New Delhi | In order to create jobs on a large scale, India should emerge as an attractive destination for big manufacturing firms that are moving out China because of rising wages and demographic transition, NITI Aayog Vice Chairman Arvind Panagariya said.
It seems that there is going to be massive shift in the large scale firms (from China). India ought to be the destination (for them). It is very good time for India (to attract these firms), Panagariya said addressing a CII conference here.
The demographic transition (ageing population) in China is opposite of that in India. The workforce is declining in China. So the labour intensive industries move out of China and go somewhere else, he said.
Today you observe is that wages in China rising and already these are about two to three times. In manufacturing if you convert these to Indian rupees then the average wage is about Rs five lakh (every year), he added.
Citing an example of Foxconn which employs 1.3 million workers, he said: In its single establishment, you see 20,000 workers. These are the kind of firms those are moving out (of China). There is a question. Where would they go? Right now some are going to Vietnam, Bangladesh, Sri Lanka and some are coming to India also.
Panagariya was of the view that if India wants transformation then it needs to bring workers into non- agriculture areas.
If you talk about transforming the workforce of 500 million with half of it in agriculture, then clothing, food processing, footwear and electronic products are the segments where India need to succeed, he added.

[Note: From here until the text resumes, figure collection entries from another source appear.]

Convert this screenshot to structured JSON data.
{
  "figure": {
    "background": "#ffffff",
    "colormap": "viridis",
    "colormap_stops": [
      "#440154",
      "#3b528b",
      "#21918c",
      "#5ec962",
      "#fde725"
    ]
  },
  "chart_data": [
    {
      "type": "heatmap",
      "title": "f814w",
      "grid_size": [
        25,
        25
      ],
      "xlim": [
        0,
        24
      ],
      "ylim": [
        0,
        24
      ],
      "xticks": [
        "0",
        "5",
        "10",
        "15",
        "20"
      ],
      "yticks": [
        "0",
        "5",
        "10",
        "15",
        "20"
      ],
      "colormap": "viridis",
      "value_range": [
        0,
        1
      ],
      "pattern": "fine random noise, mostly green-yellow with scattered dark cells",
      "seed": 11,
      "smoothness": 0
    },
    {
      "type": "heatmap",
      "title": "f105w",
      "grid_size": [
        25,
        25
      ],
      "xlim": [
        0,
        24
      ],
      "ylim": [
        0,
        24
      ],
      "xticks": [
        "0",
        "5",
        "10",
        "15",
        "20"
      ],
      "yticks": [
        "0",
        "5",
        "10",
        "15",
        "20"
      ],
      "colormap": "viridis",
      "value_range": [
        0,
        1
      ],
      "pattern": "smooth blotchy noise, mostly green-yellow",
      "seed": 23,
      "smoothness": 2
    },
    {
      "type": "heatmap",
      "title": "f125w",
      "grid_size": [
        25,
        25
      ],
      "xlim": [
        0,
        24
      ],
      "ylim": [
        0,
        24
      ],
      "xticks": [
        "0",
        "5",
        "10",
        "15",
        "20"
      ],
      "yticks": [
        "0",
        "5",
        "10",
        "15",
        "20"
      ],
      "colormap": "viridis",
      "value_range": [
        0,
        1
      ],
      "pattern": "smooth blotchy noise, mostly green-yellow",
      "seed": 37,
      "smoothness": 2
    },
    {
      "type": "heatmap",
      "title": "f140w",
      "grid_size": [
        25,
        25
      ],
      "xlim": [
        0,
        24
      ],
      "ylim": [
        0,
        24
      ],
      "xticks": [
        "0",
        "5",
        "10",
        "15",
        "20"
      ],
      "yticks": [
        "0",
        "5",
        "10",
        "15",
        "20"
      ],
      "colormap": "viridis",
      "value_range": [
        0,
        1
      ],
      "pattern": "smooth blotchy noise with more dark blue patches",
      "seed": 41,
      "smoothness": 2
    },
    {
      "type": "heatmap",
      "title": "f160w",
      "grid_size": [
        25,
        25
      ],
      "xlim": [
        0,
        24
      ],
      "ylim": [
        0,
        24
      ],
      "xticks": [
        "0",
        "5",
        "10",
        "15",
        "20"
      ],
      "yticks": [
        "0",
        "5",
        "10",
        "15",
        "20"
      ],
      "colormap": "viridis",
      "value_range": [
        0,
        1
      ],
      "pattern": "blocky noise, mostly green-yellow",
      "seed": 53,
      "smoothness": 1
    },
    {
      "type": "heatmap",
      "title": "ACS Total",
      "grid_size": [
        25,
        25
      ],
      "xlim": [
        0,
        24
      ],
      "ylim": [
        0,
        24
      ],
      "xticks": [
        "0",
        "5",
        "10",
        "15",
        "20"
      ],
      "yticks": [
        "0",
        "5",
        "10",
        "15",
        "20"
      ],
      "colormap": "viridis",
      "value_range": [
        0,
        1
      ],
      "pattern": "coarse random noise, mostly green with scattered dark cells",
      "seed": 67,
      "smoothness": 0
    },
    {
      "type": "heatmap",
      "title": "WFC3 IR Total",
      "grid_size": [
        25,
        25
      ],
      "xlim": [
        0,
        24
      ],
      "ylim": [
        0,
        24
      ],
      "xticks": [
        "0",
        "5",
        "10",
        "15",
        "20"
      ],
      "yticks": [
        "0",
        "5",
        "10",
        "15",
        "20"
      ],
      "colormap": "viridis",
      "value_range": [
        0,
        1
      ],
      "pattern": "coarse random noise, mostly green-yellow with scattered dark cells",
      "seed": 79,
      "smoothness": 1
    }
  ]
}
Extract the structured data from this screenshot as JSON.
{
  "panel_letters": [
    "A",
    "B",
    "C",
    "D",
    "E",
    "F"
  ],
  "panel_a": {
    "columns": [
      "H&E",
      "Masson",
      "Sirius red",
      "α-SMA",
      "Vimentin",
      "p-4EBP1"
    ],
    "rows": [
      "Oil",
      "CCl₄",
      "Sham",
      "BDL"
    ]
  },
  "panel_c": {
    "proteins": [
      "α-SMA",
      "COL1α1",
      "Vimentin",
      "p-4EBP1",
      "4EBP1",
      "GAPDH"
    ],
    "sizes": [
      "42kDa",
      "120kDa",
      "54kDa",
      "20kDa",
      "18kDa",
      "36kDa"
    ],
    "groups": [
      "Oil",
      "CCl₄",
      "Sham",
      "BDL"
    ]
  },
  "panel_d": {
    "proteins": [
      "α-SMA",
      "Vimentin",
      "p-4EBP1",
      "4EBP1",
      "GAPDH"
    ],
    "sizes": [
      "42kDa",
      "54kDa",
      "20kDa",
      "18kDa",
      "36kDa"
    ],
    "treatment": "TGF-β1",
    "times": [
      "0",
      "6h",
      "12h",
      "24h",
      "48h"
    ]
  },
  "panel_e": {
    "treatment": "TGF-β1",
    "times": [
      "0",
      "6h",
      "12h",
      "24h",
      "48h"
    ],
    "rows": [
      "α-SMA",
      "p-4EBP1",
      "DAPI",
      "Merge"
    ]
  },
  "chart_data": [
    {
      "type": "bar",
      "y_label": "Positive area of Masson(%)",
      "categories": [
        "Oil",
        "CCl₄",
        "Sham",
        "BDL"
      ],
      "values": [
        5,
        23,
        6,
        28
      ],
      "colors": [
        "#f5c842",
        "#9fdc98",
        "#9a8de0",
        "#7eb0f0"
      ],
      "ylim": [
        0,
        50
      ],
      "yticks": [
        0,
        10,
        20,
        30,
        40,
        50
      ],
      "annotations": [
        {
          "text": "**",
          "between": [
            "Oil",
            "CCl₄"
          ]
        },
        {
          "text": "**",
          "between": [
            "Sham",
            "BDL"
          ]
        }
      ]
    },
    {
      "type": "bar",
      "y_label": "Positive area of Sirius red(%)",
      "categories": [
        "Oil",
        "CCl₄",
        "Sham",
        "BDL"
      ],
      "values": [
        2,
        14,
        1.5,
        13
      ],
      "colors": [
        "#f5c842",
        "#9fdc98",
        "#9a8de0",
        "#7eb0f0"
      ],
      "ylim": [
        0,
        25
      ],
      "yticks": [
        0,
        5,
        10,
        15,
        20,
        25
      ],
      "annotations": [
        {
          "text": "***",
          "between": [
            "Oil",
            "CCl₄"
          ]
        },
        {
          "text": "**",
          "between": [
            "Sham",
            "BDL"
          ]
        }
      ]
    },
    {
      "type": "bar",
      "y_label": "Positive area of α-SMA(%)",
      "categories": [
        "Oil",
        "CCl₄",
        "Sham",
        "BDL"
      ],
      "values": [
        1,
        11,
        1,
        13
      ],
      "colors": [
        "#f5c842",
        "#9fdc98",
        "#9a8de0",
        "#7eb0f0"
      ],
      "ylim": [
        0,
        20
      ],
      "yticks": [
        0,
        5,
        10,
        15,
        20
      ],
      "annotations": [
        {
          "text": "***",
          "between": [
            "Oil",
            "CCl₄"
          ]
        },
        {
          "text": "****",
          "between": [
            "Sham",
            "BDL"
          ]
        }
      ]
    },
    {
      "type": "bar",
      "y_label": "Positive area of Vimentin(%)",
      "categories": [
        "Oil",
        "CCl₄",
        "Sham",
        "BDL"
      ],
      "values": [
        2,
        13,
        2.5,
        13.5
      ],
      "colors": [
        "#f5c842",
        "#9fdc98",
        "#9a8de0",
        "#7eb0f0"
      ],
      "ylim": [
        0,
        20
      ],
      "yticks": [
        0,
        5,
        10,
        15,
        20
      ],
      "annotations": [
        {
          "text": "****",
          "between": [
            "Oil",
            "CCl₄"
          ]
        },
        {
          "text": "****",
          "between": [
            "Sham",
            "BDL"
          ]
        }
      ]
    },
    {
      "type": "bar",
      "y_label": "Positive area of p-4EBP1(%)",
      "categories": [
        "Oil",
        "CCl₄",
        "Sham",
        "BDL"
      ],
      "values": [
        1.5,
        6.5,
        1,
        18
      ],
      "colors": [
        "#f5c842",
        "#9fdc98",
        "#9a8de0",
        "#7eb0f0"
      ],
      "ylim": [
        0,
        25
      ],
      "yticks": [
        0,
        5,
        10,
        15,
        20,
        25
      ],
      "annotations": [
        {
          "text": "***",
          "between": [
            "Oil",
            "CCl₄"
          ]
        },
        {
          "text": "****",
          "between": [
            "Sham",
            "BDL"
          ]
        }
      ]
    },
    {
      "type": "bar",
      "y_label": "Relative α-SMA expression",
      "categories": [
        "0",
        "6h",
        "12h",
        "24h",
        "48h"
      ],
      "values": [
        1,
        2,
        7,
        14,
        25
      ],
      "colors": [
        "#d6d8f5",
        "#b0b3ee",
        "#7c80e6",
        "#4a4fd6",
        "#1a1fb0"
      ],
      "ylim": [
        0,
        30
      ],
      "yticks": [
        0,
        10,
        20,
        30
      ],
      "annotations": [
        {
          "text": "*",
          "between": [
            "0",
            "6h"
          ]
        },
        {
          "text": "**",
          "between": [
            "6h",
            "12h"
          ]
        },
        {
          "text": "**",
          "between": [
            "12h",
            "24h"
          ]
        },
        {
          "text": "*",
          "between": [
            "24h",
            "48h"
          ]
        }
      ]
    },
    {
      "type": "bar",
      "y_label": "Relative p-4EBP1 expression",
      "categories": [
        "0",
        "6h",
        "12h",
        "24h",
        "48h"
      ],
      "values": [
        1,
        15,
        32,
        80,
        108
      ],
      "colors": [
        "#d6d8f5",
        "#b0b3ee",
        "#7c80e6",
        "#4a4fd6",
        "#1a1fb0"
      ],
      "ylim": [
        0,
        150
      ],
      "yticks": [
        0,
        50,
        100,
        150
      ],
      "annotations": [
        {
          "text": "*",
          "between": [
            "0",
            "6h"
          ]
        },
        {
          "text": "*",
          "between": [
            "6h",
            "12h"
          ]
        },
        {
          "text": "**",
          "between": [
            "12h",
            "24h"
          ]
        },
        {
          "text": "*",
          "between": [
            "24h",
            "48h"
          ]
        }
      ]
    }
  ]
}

Auto parts, machinery sector, chemical industry and petroleum refining are the industries on manufacturing side which are successful but don’t create a lot of jobs, he said.
The services sector provides jobs to skilled workers not to those who don’t have skills. Thus these sectors are very skill intensive, he added.
Panagariya said: The transformation of workers is much slower in India in terms of their movement out of agriculture to non-agriculture and that is where the manufacturing is crucial link.
The output share of agriculture (in Indian Economy) has come down to about 16 or 17 per cent, which used to be half of GDP when we got independent, he said.
Even in 1991, when reforms were launched in India, the share of agriculture was about 30 per cent (in Indian Economy.)